City, citizen budget members work to improve transparency
The city of Ashland has published an interactive spreadsheet that would help citizens navigate and better understand the city’s budget in its effort to improve transparency, staff reported to the council Tuesday.
The tool, essentially an Excel document that users can modify and adjust, lays out the city’s current budget, its projected growth percentage in revenues and expenses of the next seven years, and a snapshot of the city’s general fund since 2006.
Finance Department also provides the same tool for parks department's budget — the budget containing a projected deficit that was cited recently as a reason to launch a recall election.
“We hope that by providing the model, we can help create a productive assumption of our budget going forward,” Finance Director Mark Welch told the council Tuesday in his report about the projection errors in the city's budget.
The tool was published after the city confirmed errors in its financial projections in the budget, which showed a $5.9 million projected deficit in parks department and a $10 million projected deficit in general fund by the 2021-23 biennium (the budget year runs from July 1 to June 30). The corrected 2021-23 projected deficits are $585,000 for parks and $2.3 million for the city’s general fund, Welch said.
Allocations for the current 2017-19 biennium are not affected, he added.
He indicated that the new tool, along with the OpenGov project, will also help with transparency and assist citizens to better navigate the city’s budget.
After a “chaotic” budget season where citizen members — make up of half the committee — felt they were “shut down” by the city, transparency emerged as one of several issues citizen members said need to be addressed.
While the city decided to form an ad hoc budget process committee, schedule off-season meetings and, this week, published a tool to help the public navigate the city’s financial state, citizen Budget Committee members and the public are also taking steps.
Budget Committee Chairperson Dave Runkel and Vice-chairperson Garrett Furuichi hosted an informal informational meeting last Thursday. Roughly 30 people crammed in a small room in the basement of Ashland Public Library where many asked how to hold the city accountable, and other quesions, including:
• “How do we compare the budgets year by year?”

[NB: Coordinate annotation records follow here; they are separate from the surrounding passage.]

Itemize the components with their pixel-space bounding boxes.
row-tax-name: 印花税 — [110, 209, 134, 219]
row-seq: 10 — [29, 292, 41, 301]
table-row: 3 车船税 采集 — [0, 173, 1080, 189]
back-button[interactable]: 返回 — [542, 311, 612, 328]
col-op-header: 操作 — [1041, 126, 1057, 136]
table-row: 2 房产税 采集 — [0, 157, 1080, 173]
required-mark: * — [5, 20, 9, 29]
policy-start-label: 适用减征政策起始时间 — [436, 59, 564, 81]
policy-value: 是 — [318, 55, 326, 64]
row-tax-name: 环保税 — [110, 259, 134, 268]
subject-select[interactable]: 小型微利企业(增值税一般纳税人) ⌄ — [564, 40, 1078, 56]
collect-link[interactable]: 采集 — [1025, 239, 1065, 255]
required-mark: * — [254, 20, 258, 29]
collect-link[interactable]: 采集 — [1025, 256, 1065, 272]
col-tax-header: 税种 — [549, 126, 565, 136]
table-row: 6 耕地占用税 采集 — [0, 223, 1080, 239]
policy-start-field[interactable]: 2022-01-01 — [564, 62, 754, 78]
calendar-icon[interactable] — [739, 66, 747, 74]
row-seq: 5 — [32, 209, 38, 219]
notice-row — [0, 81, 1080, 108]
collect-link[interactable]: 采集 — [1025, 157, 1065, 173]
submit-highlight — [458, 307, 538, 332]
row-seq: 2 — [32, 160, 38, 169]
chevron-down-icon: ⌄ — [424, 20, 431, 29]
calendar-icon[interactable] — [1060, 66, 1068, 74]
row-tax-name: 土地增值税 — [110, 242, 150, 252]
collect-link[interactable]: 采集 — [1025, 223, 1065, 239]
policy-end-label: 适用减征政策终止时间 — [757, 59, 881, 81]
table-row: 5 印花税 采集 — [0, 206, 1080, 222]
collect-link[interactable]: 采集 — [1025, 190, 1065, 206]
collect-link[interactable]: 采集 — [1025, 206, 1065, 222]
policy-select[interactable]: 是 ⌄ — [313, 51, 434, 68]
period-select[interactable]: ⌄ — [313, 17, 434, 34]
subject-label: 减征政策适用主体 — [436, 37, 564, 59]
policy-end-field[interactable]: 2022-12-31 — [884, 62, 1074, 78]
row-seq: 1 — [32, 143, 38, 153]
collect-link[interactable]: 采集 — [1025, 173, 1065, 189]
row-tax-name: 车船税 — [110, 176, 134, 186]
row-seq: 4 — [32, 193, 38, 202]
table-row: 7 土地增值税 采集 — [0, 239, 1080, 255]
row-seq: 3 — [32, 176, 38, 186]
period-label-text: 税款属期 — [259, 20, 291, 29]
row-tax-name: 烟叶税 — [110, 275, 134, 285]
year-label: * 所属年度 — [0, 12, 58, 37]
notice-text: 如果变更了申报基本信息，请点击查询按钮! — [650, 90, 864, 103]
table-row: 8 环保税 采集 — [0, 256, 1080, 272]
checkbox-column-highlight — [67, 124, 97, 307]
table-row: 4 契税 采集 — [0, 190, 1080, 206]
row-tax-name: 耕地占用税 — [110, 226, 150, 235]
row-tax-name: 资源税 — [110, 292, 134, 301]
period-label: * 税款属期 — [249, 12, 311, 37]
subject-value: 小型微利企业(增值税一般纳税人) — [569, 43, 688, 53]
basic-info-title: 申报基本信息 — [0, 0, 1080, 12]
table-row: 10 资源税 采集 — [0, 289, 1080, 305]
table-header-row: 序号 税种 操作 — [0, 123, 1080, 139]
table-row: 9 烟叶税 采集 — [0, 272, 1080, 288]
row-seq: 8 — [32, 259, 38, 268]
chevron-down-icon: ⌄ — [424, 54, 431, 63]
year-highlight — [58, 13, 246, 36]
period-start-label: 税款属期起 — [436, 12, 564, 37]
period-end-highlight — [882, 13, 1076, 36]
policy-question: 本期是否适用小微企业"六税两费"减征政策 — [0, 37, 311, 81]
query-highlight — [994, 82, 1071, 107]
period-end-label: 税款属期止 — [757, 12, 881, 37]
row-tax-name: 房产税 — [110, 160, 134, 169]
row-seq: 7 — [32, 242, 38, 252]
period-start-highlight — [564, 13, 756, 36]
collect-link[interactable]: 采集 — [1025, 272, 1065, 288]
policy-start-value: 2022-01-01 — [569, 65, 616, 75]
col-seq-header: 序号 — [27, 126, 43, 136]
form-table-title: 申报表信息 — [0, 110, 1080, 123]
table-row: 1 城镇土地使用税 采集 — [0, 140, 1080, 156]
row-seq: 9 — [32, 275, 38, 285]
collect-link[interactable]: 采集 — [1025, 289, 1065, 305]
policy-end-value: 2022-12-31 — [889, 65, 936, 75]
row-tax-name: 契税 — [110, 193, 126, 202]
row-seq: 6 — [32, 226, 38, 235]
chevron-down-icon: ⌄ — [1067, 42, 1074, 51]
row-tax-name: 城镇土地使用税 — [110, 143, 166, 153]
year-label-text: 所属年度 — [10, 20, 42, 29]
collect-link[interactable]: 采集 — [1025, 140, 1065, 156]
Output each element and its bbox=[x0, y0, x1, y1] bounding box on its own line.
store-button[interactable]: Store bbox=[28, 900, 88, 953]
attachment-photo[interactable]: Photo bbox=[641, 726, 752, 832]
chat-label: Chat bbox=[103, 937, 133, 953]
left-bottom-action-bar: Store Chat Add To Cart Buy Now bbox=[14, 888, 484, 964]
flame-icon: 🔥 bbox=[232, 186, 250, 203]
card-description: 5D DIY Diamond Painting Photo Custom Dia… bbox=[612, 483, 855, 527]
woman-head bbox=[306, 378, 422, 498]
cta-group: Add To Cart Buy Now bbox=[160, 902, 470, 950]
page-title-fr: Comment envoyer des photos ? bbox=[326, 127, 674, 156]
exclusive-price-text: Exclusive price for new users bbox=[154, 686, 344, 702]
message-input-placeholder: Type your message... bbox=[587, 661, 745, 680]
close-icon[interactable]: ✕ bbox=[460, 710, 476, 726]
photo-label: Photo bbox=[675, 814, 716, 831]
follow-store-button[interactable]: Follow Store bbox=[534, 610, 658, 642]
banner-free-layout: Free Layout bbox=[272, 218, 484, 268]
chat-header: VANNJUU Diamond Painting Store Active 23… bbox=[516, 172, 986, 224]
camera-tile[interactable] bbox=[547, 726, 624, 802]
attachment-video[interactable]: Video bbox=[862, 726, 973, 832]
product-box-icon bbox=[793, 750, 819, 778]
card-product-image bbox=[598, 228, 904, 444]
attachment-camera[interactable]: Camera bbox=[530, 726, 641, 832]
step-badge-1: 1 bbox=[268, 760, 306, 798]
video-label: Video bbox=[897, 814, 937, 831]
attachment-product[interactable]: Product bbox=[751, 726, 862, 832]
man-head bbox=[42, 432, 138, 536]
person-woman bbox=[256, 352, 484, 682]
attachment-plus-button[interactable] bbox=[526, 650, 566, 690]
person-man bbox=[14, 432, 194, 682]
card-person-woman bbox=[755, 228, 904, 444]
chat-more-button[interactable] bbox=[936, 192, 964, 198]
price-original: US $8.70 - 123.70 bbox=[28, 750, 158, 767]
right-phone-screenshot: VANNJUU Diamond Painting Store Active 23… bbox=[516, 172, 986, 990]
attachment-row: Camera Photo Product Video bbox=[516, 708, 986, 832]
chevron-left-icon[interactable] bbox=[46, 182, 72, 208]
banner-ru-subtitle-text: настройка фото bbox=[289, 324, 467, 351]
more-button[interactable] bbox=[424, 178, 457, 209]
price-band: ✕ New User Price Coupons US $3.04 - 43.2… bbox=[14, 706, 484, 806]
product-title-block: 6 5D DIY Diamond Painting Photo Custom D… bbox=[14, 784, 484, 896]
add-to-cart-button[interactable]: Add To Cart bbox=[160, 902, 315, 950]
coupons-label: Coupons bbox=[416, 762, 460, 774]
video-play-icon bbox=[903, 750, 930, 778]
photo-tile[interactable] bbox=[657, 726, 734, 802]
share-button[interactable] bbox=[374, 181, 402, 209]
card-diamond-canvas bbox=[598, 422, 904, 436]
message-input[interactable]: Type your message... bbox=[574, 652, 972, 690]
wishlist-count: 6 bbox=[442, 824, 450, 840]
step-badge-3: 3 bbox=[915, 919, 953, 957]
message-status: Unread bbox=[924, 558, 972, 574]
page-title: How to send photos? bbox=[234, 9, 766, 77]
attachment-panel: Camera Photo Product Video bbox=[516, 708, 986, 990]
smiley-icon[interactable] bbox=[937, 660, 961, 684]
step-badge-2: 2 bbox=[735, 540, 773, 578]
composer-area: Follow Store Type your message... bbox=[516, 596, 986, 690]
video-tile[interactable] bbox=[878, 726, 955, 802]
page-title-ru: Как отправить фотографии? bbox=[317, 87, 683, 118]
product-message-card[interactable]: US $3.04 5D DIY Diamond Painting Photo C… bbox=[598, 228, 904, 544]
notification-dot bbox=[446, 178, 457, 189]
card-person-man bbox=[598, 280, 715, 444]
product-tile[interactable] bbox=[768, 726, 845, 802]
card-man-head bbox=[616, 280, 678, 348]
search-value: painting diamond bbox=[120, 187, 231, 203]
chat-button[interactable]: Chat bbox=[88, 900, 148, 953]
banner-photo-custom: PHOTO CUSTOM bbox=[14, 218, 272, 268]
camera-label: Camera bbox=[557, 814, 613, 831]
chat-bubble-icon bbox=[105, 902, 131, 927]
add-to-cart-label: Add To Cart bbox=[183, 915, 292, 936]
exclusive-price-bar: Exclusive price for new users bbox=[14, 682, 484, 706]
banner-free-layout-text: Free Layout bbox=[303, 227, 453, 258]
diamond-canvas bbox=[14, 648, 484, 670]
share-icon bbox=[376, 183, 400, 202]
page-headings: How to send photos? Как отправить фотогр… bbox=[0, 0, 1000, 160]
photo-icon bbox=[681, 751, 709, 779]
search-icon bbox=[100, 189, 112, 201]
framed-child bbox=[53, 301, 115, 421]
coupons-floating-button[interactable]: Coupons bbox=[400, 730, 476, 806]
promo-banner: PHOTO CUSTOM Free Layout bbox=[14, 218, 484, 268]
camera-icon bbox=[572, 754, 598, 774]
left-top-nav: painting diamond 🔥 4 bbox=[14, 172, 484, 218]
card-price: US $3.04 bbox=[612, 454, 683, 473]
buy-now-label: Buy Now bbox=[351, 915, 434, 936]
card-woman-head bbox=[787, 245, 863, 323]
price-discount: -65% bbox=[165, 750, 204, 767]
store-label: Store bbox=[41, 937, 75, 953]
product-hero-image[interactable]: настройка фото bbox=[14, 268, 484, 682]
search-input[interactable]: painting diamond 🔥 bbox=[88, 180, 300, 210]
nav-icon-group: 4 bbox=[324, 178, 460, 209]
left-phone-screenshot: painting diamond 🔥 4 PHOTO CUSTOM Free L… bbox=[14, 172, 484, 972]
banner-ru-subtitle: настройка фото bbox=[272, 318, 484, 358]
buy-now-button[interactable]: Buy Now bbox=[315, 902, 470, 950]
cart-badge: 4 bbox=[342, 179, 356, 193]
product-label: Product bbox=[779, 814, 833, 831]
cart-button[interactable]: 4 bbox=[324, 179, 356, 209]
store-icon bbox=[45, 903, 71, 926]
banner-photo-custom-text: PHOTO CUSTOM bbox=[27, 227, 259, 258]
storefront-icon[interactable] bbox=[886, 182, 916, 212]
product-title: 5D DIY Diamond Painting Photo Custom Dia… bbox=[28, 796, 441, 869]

• “If a department head receives monthly report, is that off limits? Can I request it?”
• “Do you have any influence in this process?”
Furuichi, also a member of the ad hoc budget process committee and a former city financial staffer in San Francisco, said he was encouraged by the turnout on March 1.
He urged those in attendance to familiarize themselves with the budget and ask for documents “if something is off.”
“Talk to us, we’ll help you go through the budget file for records,” Furuichi said.
He added that citizen members and the public don’t have a direct say on how to spend money, but policy that could dictate spending “is something citizens could influence.”
Furuichi also gave a brief presentation of how to read the budget — what the key components of the city’s expenditures are and how the lack of a breakdown line items made it harder for the members to pinpoint how money was spent.
Furuichi also struck a chord with the participants when he presented a declining graph of the cost recovery at the city’s golf course. Cost recovery at the course dropped from 97 percent in 2005 to 52 percent in 2017, resulting in a loss of $1.7 million, according to Furuichi’s calculation.
“What is driving this huge loss? … What will the city do to improve these programs? That’s what we need to ask,” he said.
Runkel also said he’s impressed with the turnout and the thoughtful questions.
“We have a good group of people, but we need a deeper bench,” Runkel said. “I want to build the capacity up in the community.”
Erroneous projections will be reviewed by the Budget Committee on March 19, Welch said. The meeting is also scheduled to include discussion of reports on the biennium second quarter financials and capital improvement projects.